Despite her son's grave condition, Shaima Swileh had been repeatedly turned down when applying for a visa.
PIC: Young Abdullah Hassan on life support at UCSF Benioff Children's Hospital in Oakland, California with his father, Ali earlier in December. (AFP/Council on American-Islamic Relations)
A young boy whose mother had to fight for permission to visit him from Yemen as he lay gravely ill in a US hospital has died, a rights group said Saturday.
Two-year-old Abdullah Hassan, who held American citizenship through his father, had been suffering from a rare genetic illness in its terminal phase. He died Friday in an Oakland, California children's hospital.
Despite her son's grave condition, Shaima Swileh had been repeatedly turned down when applying for a visa because of the travel restrictions ordered by President Donald Trump against six mostly Muslim majority countries including Yemen.
The story drew widespread media attention, especially after Abdullah's father, Ali Hassan, made an emotional plea before television cameras, and ultimately the US embassy in Cairo granted an exemption to Swileh, who arrived at her son's side on December 19.
"We are heartbroken. We had to say goodbye to our baby, the light of our lives," Ali Hassan said in a statement issued by the Council on American-Islamic Relations.
The boy's funeral was planned for Saturday afternoon in Lodi, California.

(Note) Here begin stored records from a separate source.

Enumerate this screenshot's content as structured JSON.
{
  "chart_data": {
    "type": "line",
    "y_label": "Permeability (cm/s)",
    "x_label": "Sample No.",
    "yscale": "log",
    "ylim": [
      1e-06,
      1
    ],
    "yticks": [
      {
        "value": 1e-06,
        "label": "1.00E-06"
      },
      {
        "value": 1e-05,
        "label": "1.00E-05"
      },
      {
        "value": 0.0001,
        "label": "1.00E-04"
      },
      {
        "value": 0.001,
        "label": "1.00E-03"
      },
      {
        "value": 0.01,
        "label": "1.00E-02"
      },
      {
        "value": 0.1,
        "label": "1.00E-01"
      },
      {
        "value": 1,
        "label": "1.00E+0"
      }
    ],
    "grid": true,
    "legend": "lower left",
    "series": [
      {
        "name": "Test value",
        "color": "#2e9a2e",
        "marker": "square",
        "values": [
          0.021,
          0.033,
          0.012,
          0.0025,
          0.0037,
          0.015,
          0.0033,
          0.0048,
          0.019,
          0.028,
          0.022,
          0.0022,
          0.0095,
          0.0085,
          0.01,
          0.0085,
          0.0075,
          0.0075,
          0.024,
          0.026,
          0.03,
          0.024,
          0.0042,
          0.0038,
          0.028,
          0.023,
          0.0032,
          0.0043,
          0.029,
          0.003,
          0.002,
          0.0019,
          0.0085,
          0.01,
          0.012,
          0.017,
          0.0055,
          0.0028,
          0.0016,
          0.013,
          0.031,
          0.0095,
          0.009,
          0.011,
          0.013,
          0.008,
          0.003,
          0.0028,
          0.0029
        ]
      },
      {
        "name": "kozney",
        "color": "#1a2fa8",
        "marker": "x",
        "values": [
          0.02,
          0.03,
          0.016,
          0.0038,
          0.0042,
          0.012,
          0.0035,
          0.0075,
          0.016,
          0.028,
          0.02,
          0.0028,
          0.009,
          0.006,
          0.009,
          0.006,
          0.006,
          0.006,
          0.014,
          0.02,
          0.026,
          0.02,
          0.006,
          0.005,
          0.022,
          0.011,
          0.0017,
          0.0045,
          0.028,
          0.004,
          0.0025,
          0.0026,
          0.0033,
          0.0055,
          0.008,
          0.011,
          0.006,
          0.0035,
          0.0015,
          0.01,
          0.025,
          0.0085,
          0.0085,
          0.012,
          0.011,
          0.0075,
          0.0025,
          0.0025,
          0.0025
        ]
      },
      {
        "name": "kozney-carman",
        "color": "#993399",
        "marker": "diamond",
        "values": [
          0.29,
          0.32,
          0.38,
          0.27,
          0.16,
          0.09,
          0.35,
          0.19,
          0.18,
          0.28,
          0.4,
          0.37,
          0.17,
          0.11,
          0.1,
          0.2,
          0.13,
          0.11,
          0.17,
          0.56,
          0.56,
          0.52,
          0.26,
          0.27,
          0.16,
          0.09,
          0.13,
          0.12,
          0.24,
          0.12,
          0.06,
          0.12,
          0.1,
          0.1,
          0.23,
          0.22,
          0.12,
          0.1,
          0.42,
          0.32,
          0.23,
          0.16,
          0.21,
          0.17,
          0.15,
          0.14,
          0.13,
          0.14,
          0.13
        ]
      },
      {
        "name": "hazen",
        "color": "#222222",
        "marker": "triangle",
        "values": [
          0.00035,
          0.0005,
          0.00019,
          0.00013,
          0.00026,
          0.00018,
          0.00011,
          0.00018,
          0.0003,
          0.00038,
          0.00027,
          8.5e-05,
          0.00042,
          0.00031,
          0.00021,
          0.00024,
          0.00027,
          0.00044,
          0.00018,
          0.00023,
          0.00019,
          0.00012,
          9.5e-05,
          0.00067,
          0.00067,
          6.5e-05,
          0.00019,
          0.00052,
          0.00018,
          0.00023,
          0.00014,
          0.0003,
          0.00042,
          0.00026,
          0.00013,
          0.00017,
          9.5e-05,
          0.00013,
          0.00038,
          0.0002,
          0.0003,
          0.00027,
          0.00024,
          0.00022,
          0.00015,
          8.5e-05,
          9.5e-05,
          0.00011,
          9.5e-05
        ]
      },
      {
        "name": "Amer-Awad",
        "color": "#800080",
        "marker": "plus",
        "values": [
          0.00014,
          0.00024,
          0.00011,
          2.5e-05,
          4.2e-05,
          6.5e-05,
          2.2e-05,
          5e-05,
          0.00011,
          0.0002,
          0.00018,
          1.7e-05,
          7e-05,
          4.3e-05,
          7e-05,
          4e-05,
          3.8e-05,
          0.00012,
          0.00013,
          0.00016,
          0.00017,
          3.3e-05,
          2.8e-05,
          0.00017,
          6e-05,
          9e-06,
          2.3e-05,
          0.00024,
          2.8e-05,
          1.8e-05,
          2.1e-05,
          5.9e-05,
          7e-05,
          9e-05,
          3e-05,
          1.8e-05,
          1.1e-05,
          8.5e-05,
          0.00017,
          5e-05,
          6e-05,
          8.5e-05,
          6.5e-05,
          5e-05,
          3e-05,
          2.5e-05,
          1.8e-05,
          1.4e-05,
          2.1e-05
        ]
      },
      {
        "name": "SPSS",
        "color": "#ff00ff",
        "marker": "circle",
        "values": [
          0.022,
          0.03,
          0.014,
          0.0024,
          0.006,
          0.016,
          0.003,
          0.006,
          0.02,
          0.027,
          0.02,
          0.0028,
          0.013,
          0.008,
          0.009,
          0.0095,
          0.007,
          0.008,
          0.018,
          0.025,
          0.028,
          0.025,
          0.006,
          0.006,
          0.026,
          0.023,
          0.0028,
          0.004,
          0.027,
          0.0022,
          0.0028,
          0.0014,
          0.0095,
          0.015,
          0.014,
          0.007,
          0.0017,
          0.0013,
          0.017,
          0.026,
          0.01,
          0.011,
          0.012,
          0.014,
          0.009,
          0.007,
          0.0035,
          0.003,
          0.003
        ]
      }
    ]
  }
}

"With their courage, this family has inspired our nation to confront the realities of Donald Trump's Muslim ban," said CAIR attorney Saad Sweilem, who helped the family negotiate the US bureaucracy.
"Abdullah has been a guiding light for all of us in the fight against xenophobia and family separation."
The Republican president made the fight against illegal immigration a central plank of his election campaign and a priority once he reached the White House.
Within a week of taking office, he shocked the world with his first travel ban, which critics say was clearly anti-Muslim even as Trump insisted it was meant to keep out terrorists.
His executive order was the subject of a long judicial battle before finally being upheld -- in a revised version -- by the Supreme Court in January.
The order closes American borders to some 150 million nationals from Iran, Libya, North Korea, Somalia, Syria and Yemen, as well as some government officials from Venezuela.